The repo market is just half the $2.8 trillion size it was in 2008. There have been several efforts by regulators to encourage banks to term out their funding (such as the recent tri-party repo market reform) but, as Joe Abate, money markets strategist at Barclays Capital explains, the flightiness of repo cash lenders that simply pull funding when markets wobble remains a concern. He adds that dealers tapping the deposit markets for funding is shifting the liability mix of banks away from wholesale funding.
The academics at NYU Stern have proposed a repo clearing house or repo resolution authority that would step in and allow for an orderly liquidation of collateral backing repo contracts should there be a shock to an asset class such as mortgages. "The problem is that a repo is legally not like a secured borrowing agreement – it is a sale and repurchase agreement – which means that the financing institution can just seize and sell the assets on. That creates risk in less-liquid asset classes such as MBS if repo financiers all try at once to sell the assets. So why not let the liquidation occur in an orderly fashion through a repo clearing house? Such infrastructure, as is currently being planned for several large derivatives markets, also needs to be put in place for repo markets."
A further concern in the repo market is that neither the bank nor the money market funds have to hold capital against the liquidity risk of the asset that is being financed. "When a bank repos, it gets a discounted capital requirement on the MBS as it removes the asset from its banking book and moves it to its trading book," says Acharya. "The money market fund considers it a one-day loan. Thus, there is no party that is taking claim of the asset if it cannot be rolled over or liquidated, and in turn, no party is holding capital against it or being asked to do so."
Not surprisingly industry participants defend the market.
Rob Toomey, managing director and associate general counsel at Sifma, says it "is one of the safest sources for short-term funding", and that changes such as the tri-party repo reforms have been a step forward in making the market resilient. The tri-party repo infrastructure taskforce sponsored by the Federal Reserve Bank of New York implemented several changes this year to make the market more stable, such as the elimination of the wholesale "unwind" of repos.

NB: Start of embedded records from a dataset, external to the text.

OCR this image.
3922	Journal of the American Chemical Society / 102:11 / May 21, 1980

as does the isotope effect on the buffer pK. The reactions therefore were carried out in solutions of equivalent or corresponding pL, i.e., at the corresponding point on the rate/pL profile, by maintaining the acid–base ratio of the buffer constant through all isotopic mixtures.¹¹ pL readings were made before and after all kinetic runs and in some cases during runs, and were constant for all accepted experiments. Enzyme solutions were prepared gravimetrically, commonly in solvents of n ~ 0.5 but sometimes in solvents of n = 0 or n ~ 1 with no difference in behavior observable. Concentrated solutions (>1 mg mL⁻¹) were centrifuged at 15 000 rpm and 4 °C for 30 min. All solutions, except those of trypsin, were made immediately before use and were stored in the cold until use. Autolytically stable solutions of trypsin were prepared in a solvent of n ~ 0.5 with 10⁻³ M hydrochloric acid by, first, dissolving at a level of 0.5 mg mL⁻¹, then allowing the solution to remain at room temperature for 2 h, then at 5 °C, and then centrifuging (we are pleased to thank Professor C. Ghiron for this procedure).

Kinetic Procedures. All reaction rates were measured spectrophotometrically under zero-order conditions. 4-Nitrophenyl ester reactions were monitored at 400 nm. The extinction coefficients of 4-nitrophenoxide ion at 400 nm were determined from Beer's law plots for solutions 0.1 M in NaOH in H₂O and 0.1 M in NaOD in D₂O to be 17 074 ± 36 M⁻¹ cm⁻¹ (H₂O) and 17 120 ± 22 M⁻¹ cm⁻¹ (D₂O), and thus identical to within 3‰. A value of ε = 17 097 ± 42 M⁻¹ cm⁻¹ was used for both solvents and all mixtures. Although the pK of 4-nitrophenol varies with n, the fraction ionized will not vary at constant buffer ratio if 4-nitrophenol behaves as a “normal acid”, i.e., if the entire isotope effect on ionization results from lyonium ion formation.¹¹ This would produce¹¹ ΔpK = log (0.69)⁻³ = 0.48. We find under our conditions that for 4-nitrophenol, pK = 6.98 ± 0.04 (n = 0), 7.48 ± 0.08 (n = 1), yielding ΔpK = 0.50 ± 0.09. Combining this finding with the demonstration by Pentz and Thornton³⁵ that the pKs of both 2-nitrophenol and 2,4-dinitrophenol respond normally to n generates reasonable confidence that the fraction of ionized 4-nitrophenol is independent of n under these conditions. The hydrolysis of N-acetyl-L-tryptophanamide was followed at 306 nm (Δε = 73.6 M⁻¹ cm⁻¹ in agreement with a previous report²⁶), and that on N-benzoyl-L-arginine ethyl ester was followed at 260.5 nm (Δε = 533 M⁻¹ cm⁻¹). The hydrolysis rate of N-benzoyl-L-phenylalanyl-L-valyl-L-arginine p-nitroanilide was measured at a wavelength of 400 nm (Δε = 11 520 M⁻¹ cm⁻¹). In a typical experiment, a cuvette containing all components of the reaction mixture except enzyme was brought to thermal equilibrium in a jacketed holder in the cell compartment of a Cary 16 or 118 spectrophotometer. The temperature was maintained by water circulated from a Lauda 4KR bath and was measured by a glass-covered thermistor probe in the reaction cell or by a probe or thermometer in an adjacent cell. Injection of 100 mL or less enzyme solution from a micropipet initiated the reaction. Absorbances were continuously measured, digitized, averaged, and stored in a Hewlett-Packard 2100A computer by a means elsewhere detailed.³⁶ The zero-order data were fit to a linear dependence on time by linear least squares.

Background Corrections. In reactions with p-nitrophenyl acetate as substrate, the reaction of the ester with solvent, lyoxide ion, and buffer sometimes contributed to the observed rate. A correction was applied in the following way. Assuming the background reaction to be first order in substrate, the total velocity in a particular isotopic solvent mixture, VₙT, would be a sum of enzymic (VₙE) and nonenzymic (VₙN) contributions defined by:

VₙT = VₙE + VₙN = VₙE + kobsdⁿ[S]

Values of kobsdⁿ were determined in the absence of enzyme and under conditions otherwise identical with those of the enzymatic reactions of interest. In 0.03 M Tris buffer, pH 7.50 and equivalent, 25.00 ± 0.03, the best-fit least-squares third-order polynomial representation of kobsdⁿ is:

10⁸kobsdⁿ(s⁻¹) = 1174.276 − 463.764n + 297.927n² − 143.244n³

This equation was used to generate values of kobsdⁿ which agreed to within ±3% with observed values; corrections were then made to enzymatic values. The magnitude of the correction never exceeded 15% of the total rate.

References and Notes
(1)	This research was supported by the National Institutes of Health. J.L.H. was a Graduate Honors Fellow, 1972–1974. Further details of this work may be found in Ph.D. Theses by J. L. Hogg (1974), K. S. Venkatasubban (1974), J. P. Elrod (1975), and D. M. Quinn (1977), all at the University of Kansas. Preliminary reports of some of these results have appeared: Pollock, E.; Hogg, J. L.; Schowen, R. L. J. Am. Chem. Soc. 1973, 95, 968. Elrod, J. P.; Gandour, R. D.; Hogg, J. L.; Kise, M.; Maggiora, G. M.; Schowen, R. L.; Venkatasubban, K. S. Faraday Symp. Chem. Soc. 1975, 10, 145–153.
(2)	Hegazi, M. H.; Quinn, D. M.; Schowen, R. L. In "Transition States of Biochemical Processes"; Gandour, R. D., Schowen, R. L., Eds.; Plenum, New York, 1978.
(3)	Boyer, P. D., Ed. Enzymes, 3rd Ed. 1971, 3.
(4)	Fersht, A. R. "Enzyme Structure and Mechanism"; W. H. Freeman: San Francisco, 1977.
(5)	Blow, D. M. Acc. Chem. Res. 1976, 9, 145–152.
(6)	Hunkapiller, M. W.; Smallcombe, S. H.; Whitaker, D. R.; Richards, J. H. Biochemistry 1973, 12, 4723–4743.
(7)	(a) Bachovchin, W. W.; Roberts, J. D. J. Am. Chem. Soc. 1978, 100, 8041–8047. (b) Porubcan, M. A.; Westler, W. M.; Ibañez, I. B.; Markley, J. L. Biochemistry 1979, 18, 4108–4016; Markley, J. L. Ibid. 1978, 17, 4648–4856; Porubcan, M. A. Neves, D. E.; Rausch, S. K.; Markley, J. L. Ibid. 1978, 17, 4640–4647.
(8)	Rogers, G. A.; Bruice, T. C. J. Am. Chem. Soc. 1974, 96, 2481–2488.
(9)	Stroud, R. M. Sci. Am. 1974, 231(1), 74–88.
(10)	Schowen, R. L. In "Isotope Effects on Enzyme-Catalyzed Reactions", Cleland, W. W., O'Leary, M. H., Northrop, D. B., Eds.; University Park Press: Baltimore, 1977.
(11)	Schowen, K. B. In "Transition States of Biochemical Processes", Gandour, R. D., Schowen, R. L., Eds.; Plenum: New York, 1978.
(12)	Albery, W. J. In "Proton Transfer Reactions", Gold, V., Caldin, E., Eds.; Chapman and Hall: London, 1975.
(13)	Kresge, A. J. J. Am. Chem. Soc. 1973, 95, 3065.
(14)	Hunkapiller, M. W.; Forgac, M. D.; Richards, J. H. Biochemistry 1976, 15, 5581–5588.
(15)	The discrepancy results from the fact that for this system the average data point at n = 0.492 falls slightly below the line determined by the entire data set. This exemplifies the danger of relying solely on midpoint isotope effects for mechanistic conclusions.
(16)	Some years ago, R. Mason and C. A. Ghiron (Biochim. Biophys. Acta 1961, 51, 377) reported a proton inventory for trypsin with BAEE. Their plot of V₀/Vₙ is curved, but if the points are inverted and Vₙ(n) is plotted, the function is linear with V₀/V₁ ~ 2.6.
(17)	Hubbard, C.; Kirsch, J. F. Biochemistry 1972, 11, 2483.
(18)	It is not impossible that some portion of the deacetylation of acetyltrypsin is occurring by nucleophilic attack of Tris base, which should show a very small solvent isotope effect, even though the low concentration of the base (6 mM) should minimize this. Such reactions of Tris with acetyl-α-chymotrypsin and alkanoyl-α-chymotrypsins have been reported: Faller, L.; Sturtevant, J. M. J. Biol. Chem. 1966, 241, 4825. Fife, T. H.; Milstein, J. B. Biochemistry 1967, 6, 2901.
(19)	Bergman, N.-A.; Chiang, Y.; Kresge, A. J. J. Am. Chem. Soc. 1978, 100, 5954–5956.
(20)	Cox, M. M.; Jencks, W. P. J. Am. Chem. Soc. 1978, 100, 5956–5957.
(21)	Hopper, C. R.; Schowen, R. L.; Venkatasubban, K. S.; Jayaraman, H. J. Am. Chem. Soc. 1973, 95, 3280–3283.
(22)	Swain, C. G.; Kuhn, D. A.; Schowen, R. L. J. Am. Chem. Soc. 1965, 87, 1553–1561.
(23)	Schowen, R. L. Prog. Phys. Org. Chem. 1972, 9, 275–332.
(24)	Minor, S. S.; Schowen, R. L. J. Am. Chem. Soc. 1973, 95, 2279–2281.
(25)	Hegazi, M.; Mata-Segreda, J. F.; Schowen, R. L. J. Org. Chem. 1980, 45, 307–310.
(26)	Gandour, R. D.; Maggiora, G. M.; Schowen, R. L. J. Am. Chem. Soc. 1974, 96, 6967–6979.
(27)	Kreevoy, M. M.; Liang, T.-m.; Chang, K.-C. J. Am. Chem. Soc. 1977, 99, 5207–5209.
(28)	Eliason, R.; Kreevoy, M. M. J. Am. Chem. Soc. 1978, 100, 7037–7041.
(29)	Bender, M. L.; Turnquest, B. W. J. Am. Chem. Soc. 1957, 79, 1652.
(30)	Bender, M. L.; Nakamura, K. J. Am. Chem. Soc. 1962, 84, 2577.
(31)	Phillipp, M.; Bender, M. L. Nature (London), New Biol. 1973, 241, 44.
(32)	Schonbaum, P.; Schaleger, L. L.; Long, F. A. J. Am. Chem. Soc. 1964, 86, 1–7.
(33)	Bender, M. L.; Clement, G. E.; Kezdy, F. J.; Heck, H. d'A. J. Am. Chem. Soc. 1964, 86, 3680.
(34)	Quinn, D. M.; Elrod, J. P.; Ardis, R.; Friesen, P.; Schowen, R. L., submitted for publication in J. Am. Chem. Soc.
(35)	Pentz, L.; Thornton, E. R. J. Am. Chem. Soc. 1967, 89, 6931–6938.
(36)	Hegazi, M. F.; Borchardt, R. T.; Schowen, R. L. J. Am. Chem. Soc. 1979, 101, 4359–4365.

Acharya says that other changes being discussed are helpful but not the whole picture. "People have focused on the micro issues surrounding repo markets such as counterparty defaults during the day, which are important, but the macro risks – if a large dealer or a few of them were to fail in a short period of time – are more pressing from the system’s stability standpoint," he says. "Regulation on haircuts, for example, that would prevent them being close to 0% in good markets and up to 50% in bad markets would dampen activity. Reducing the size of the repo market – if it helps contain to reasonable levels the short-term leverage built on systemic assets such as mortgages – would not necessarily be a bad thing."